La vidéo la plus commentée reprend les codes du dessin animé. Une licorne bondit au milieu d'arcs-en-ciel, quand des lettres capitales noires envahissent l'écran. « Tout comme vous feriez n'importe quoi pour protéger votre enfant, nous ferons tout pour protéger les nôtres.»
Sur la page Youtube du ministère israélien des Affaires étrangères, une quarantaine de vidéos courtes ont été mises en ligne depuis les massacres du 7 octobre.
Plus de 1.400 personnes ont été tuées côté israélien depuis cette date, essentiellement des civils exécutés par le Hamas ce jour-là, selon les autorités israéliennes. Israël a depuis lancé une campagne d'intenses bombardements dans la bande de Gaza, qui ont fait plus de 7.000 morts, dont près de 3.000 enfants, d'après le ministère de la Santé du Hamas.
Les larmes d'une grand-mère, un secouriste décrivant l'horreur, un corps sans vie surgissent sur l'écran... Nombre de ces clips israéliens, traduits en anglais, ont été diffusés comme des annonces interrompant les contenus sur les réseaux sociaux, des sites internet classiques ou même des applications de jeux.

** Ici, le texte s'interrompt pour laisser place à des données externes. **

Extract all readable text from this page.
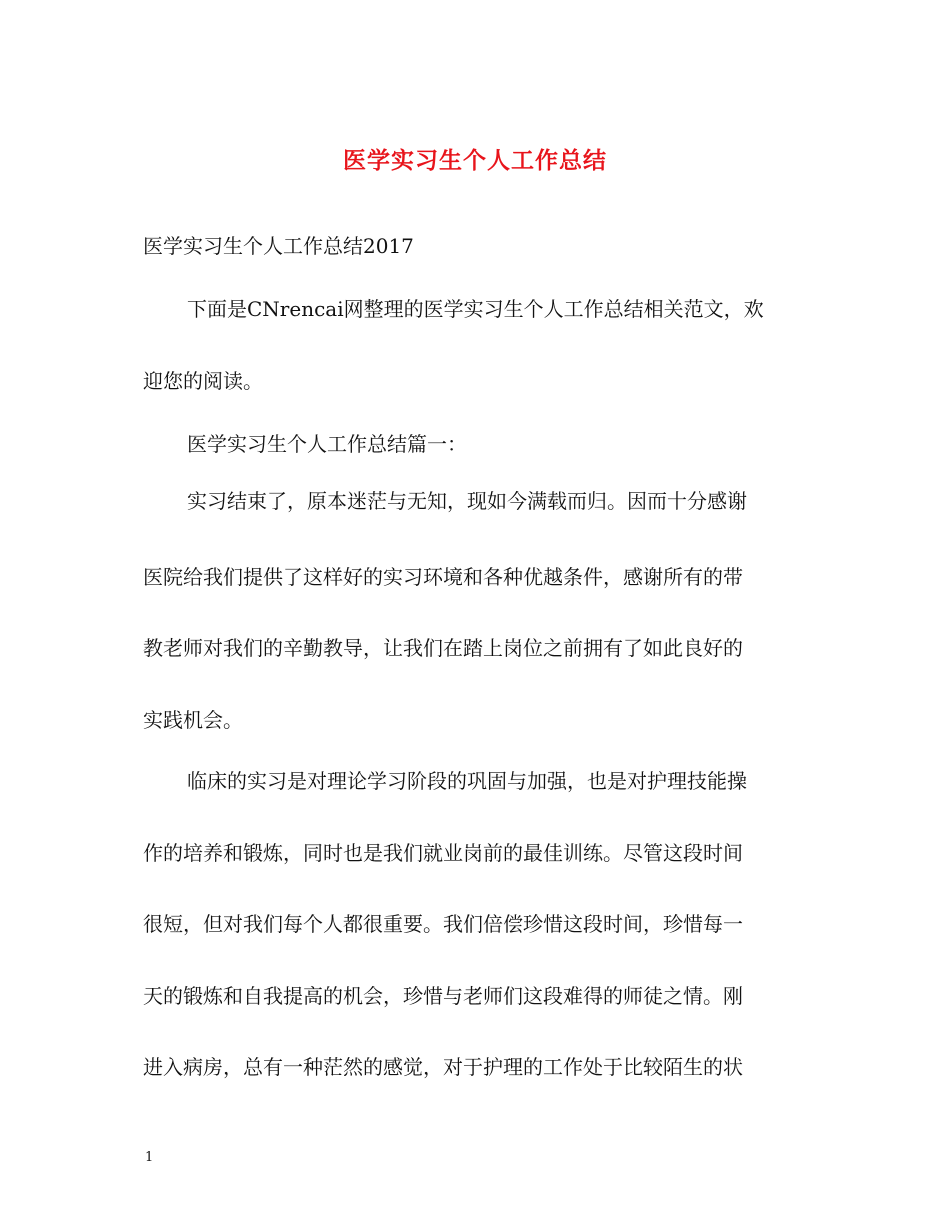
医学实习生个人工作总结
医学实习生个人工作总结2017
下面是CNrencai网整理的医学实习生个人工作总结相关范文，欢
迎您的阅读。
医学实习生个人工作总结篇一：
实习结束了，原本迷茫与无知，现如今满载而归。因而十分感谢
医院给我们提供了这样好的实习环境和各种优越条件，感谢所有的带
教老师对我们的辛勤教导，让我们在踏上岗位之前拥有了如此良好的
实践机会。
临床的实习是对理论学习阶段的巩固与加强，也是对护理技能操
作的培养和锻炼，同时也是我们就业岗前的最佳训练。尽管这段时间
很短，但对我们每个人都很重要。我们倍偿珍惜这段时间，珍惜每一
天的锻炼和自我提高的机会，珍惜与老师们这段难得的师徒之情。刚
进入病房，总有一种茫然的感觉，对于护理的工作处于比较陌生的状
1
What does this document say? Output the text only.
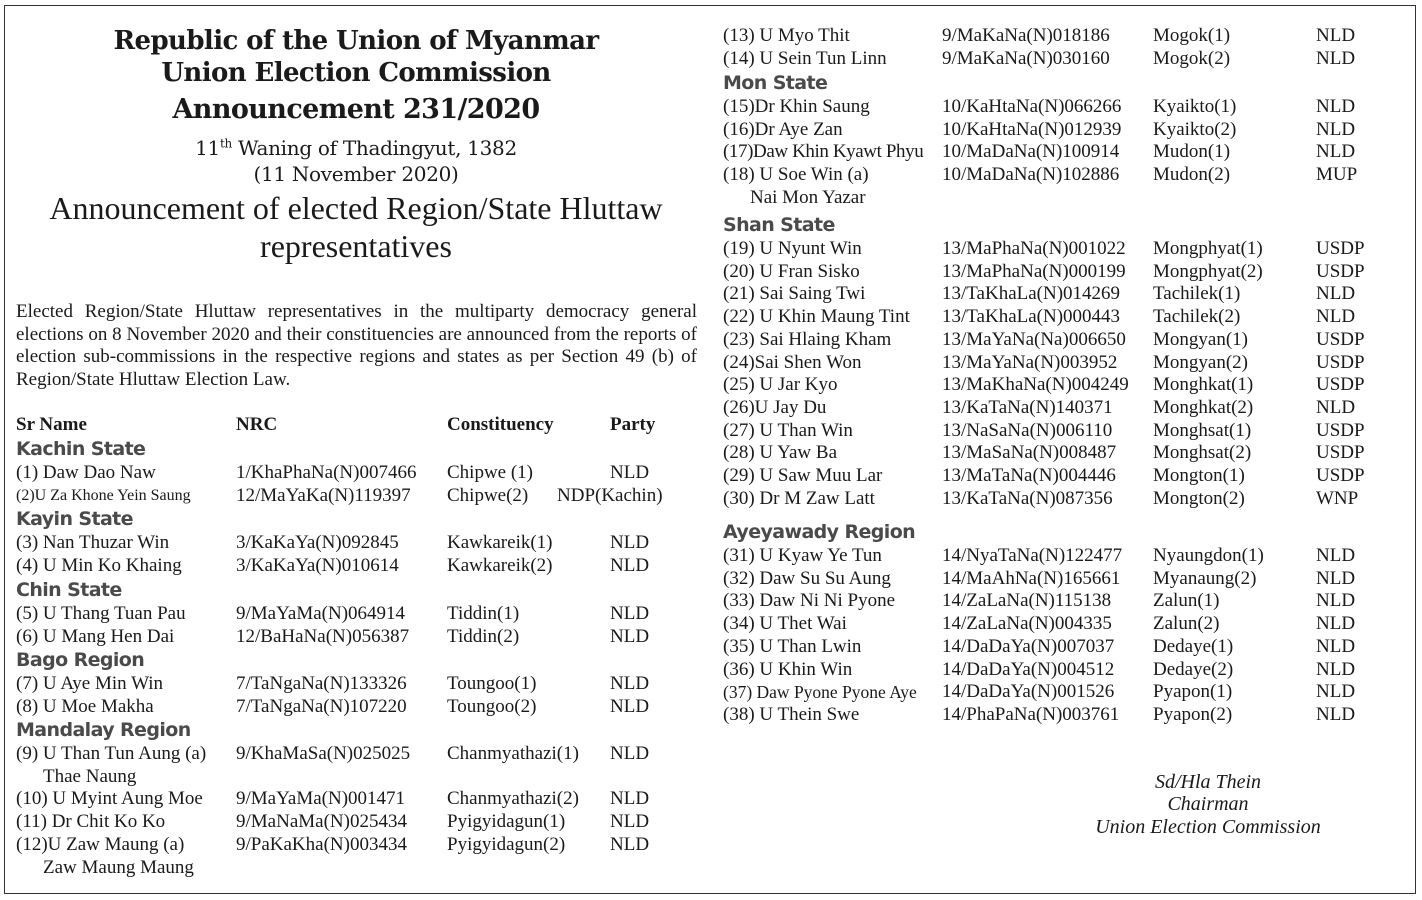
Republic of the Union of Myanmar
Union Election Commission
Announcement 231/2020
11th Waning of Thadingyut, 1382
(11 November 2020)
Announcement of elected Region/State Hluttaw
representatives
Elected Region/State Hluttaw representatives in the multiparty democracy general elections on 8 November 2020 and their constituencies are announced from the reports of election sub-commissions in the respective regions and states as per Section 49 (b) of Region/State Hluttaw Election Law.
Sr Name	NRC	Constituency	Party
Kachin State
(1) Daw Dao Naw	1/KhaPhaNa(N)007466 Chipwe (1)	NLD
(2)U Za Khone Yein Saung 12/MaYaKa(N)119397 Chipwe(2) NDP(Kachin)
Kayin State
(3) Nan Thuzar Win	3/KaKaYa(N)092845	Kawkareik(1)	NLD
(4) U Min Ko Khaing	3/KaKaYa(N)010614	Kawkareik(2)	NLD
Chin State
(5) U Thang Tuan Pau	9/MaYaMa(N)064914 Tiddin(1)	NLD
(6) U Mang Hen Dai	12/BaHaNa(N)056387 Tiddin(2)	NLD
Bago Region
(7) U Aye Min Win	7/TaNgaNa(N)133326 Toungoo(1)	NLD
(8) U Moe Makha	7/TaNgaNa(N)107220 Toungoo(2)	NLD
Mandalay Region
(9) U Than Tun Aung (a) 9/KhaMaSa(N)025025 Chanmyathazi(1) NLD
Thae Naung
(10) U Myint Aung Moe 9/MaYaMa(N)001471 Chanmyathazi(2) NLD
(11) Dr Chit Ko Ko	9/MaNaMa(N)025434 Pyigyidagun(1) NLD
(12)U Zaw Maung (a)	9/PaKaKha(N)003434 Pyigyidagun(2) NLD
Zaw Maung Maung
(13) U Myo Thit	9/MaKaNa(N)018186 Mogok(1)	NLD
(14) U Sein Tun Linn	9/MaKaNa(N)030160 Mogok(2)	NLD
Mon State
(15)Dr Khin Saung	10/KaHtaNa(N)066266 Kyaikto(1)	NLD
(16)Dr Aye Zan	10/KaHtaNa(N)012939 Kyaikto(2)	NLD
(17)Daw Khin Kyawt Phyu 10/MaDaNa(N)100914 Mudon(1)	NLD
(18) U Soe Win (a)	10/MaDaNa(N)102886 Mudon(2)	MUP
Nai Mon Yazar
Shan State
(19) U Nyunt Win	13/MaPhaNa(N)001022 Mongphyat(1)	USDP
(20) U Fran Sisko	13/MaPhaNa(N)000199 Mongphyat(2)	USDP
(21) Sai Saing Twi	13/TaKhaLa(N)014269 Tachilek(1)	NLD
(22) U Khin Maung Tint 13/TaKhaLa(N)000443 Tachilek(2)	NLD
(23) Sai Hlaing Kham	13/MaYaNa(Na)006650 Mongyan(1)	USDP
(24)Sai Shen Won	13/MaYaNa(N)003952 Mongyan(2)	USDP
(25) U Jar Kyo	13/MaKhaNa(N)004249 Monghkat(1)	USDP
(26)U Jay Du	13/KaTaNa(N)140371 Monghkat(2)	NLD
(27) U Than Win	13/NaSaNa(N)006110 Monghsat(1)	USDP
(28) U Yaw Ba	13/MaSaNa(N)008487 Monghsat(2)	USDP
(29) U Saw Muu Lar	13/MaTaNa(N)004446 Mongton(1)	USDP
(30) Dr M Zaw Latt	13/KaTaNa(N)087356 Mongton(2)	WNP
Ayeyawady Region
(31) U Kyaw Ye Tun	14/NyaTaNa(N)122477 Nyaungdon(1)	NLD
(32) Daw Su Su Aung	14/MaAhNa(N)165661 Myanaung(2)	NLD
(33) Daw Ni Ni Pyone 14/ZaLaNa(N)115138 Zalun(1)	NLD
(34) U Thet Wai	14/ZaLaNa(N)004335 Zalun(2)	NLD
(35) U Than Lwin	14/DaDaYa(N)007037 Dedaye(1)	NLD
(36) U Khin Win	14/DaDaYa(N)004512 Dedaye(2)	NLD
(37) Daw Pyone Pyone Aye 14/DaDaYa(N)001526 Pyapon(1)	NLD
(38) U Thein Swe	14/PhaPaNa(N)003761 Pyapon(2)	NLD
Sd/Hla Thein
Chairman
Union Election Commission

Des slogans sont martelés après chaque vidéo: #HamasIsIsis (« Hamas = Daech », acronyme arabe de l'organisation Etat islamique), #BringThemHome (« Ramenez les chez eux ») s'il s'agit des plus de 200 otages capturés par le Hamas, ou encore « Stand with Israel, stand with humanity » (« Soyez avec Israël, du côté de l'humanité »).
Certains clips sont difficilement soutenables. Un médecin-légiste s'effondre alors qu'il raconte les cadavres israéliens retrouvés « unis, qui s'étreignaient, alors qu'on les brûlait ». Un autre commente les photos du corps d'un enfant calciné.
Questionné spécifiquement sur cette vidéo par l'AFP, Google l'a rendue mercredi inaccessible aux mineurs. « Le contenu suivant comporte peut-être des images explicites ou violentes », est désormais prévenu l'internaute.
Le discours du premier médecin-légiste, pourtant prononcé devant le tronc consumé d'un adulte, dont le visage ravagé est pris en gros plan, est en revanche toujours accessible à tous. Malgré les règles du géant numérique interdisant « des images choquantes (ou) explicites de traumatismes physiques ».
1,1 milliard de vues
« Dans le monde entier, nous voulons qu'il soit clair que les actes commis par les terroristes du Hamas sont équivalents aux actes commis par le groupe Etat islamique »« et que le sort du Hamas sera le sort de l'EI, à savoir sa destruction complète et totale », justifie le diplomate israélien Emmanuel Nahshon, interrogé par l'AFP.
Après avoir contrôlé de vastes zones en Syrie et en Irak en 2014, l'organisation jihadiste EI, combattue par une coalition internationale emmenée par les Etats-Unis, a subi des défaites successives jusqu'à perdre tous ses territoires en 2019.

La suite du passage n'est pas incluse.